There is ongoing work looking at genetic modifications at the expression level. This
work shares a problem with GA driven test coverage algorithms; how to find ‘magic numbers’ (in the case of test coverage the magic numbers are those that will cause a controlling expression to be true or false). Literals in source code, like those on the web, tend to follow a power’ish law but the fit to Benford’s law is not good.
Once mutated source that correctly processes the previously failing test case, plus continuing to pass the other test cases, has been generated the code is passed to the final phase of the automated software repair system. Many mutations have no effect on program behavior (the DNA term intron is sometimes applied to them) and the final phase removes any of the added statements that have no effect on test suite output (Westley Weimer said that a reduction from 50 statements to 10 statements is common).
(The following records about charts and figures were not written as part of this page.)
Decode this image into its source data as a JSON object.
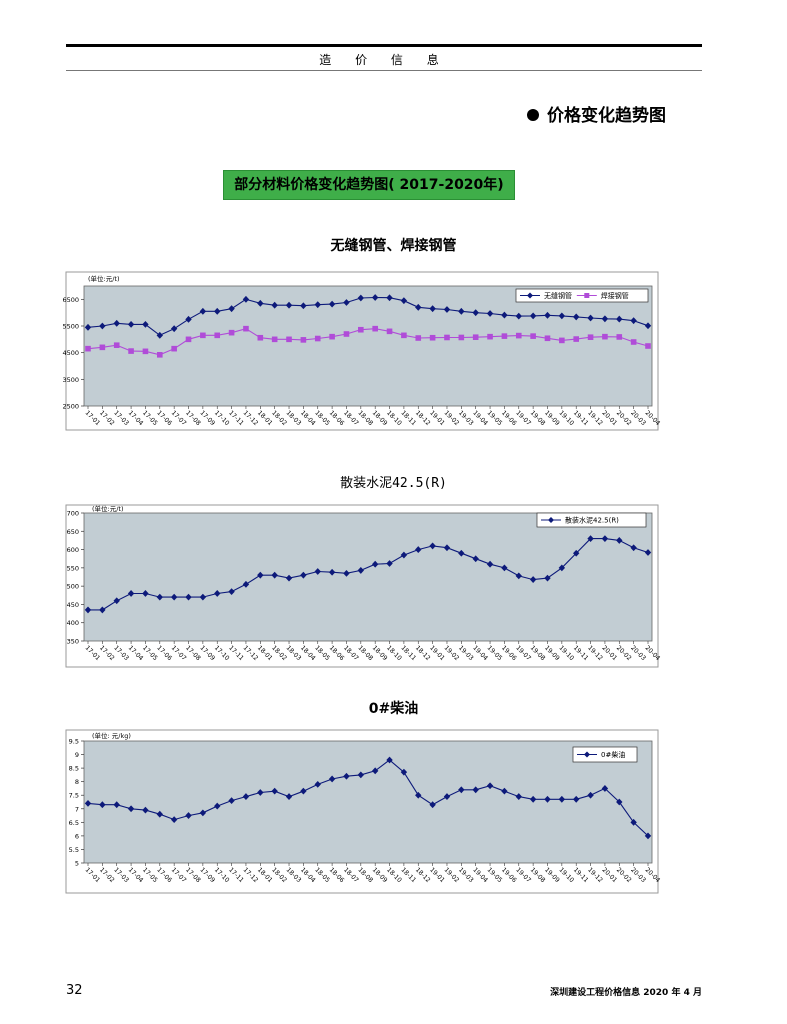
{
  "header": {
    "title": "造 价 信 息"
  },
  "section": {
    "heading": "价格变化趋势图"
  },
  "banner": {
    "text": "部分材料价格变化趋势图( 2017-2020年)"
  },
  "months": [
    "17-01",
    "17-02",
    "17-03",
    "17-04",
    "17-05",
    "17-06",
    "17-07",
    "17-08",
    "17-09",
    "17-10",
    "17-11",
    "17-12",
    "18-01",
    "18-02",
    "18-03",
    "18-04",
    "18-05",
    "18-06",
    "18-07",
    "18-08",
    "18-09",
    "18-10",
    "18-11",
    "18-12",
    "19-01",
    "19-02",
    "19-03",
    "19-04",
    "19-05",
    "19-06",
    "19-07",
    "19-08",
    "19-09",
    "19-10",
    "19-11",
    "19-12",
    "20-01",
    "20-02",
    "20-03",
    "20-04"
  ],
  "chart_data": [
    {
      "type": "line",
      "title": "无缝钢管、焊接钢管",
      "unit_label": "(单位:元/t)",
      "ylim": [
        2500,
        7000
      ],
      "yticks": [
        2500,
        3500,
        4500,
        5500,
        6500
      ],
      "legend_position": "top-right",
      "grid": false,
      "series": [
        {
          "name": "无缝钢管",
          "color": "#0d1a7a",
          "marker": "diamond",
          "values": [
            5450,
            5500,
            5600,
            5560,
            5560,
            5150,
            5400,
            5750,
            6050,
            6050,
            6150,
            6500,
            6350,
            6280,
            6280,
            6260,
            6300,
            6320,
            6380,
            6550,
            6570,
            6560,
            6450,
            6200,
            6150,
            6120,
            6050,
            6000,
            5970,
            5910,
            5870,
            5880,
            5900,
            5880,
            5840,
            5800,
            5770,
            5760,
            5700,
            5510
          ]
        },
        {
          "name": "焊接钢管",
          "color": "#b04cd8",
          "marker": "square",
          "values": [
            4650,
            4700,
            4780,
            4560,
            4550,
            4420,
            4650,
            5000,
            5150,
            5150,
            5250,
            5400,
            5060,
            5000,
            5000,
            4980,
            5030,
            5100,
            5200,
            5360,
            5400,
            5300,
            5150,
            5050,
            5060,
            5070,
            5070,
            5080,
            5100,
            5120,
            5140,
            5120,
            5040,
            4960,
            5010,
            5080,
            5100,
            5090,
            4900,
            4750
          ]
        }
      ]
    },
    {
      "type": "line",
      "title": "散装水泥42.5(R)",
      "unit_label": "(单位:元/t)",
      "ylim": [
        350,
        700
      ],
      "yticks": [
        350,
        400,
        450,
        500,
        550,
        600,
        650,
        700
      ],
      "legend_position": "top-right",
      "grid": false,
      "series": [
        {
          "name": "散装水泥42.5(R)",
          "color": "#0d1a7a",
          "marker": "diamond",
          "values": [
            435,
            435,
            460,
            480,
            480,
            470,
            470,
            470,
            470,
            480,
            485,
            505,
            530,
            530,
            522,
            530,
            540,
            538,
            535,
            543,
            560,
            562,
            585,
            600,
            610,
            605,
            590,
            575,
            560,
            550,
            528,
            518,
            522,
            550,
            590,
            630,
            630,
            625,
            605,
            592
          ]
        }
      ]
    },
    {
      "type": "line",
      "title": "0#柴油",
      "unit_label": "(单位: 元/kg)",
      "ylim": [
        5,
        9.5
      ],
      "yticks": [
        5,
        5.5,
        6,
        6.5,
        7,
        7.5,
        8,
        8.5,
        9,
        9.5
      ],
      "legend_position": "top-right",
      "grid": false,
      "series": [
        {
          "name": "0#柴油",
          "color": "#0d1a7a",
          "marker": "diamond",
          "values": [
            7.2,
            7.15,
            7.15,
            7.0,
            6.95,
            6.8,
            6.6,
            6.75,
            6.85,
            7.1,
            7.3,
            7.45,
            7.6,
            7.65,
            7.45,
            7.65,
            7.9,
            8.1,
            8.2,
            8.25,
            8.4,
            8.8,
            8.35,
            7.5,
            7.15,
            7.45,
            7.7,
            7.7,
            7.85,
            7.65,
            7.45,
            7.35,
            7.35,
            7.35,
            7.35,
            7.5,
            7.75,
            7.25,
            6.5,
            6.0
          ]
        }
      ]
    }
  ],
  "footer": {
    "page": "32",
    "publication": "深圳建设工程价格信息   2020 年 4 月"
  }
}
Might the ideas behind this very interesting research system end up being used in ‘live’ software? I think so. There are systems that operate 24/7 where faults cost money. One can imagine a fault being encountered late at night, a genetic based system fixing the fault which then updates the live system, the human developers being informed and deciding what to do later. It does not take much imagination to see the cost advantages driving expensive human input out of the loop in some cases.
An on-going research topic is the extent to which a good quality test suite is needed to ensure that mutated fault fixes don’t introduce new faults. Human written software is known to often be remarkably tolerant to the presence of faults. Perhaps ensuring that software has this characteristic is something that should be investigated.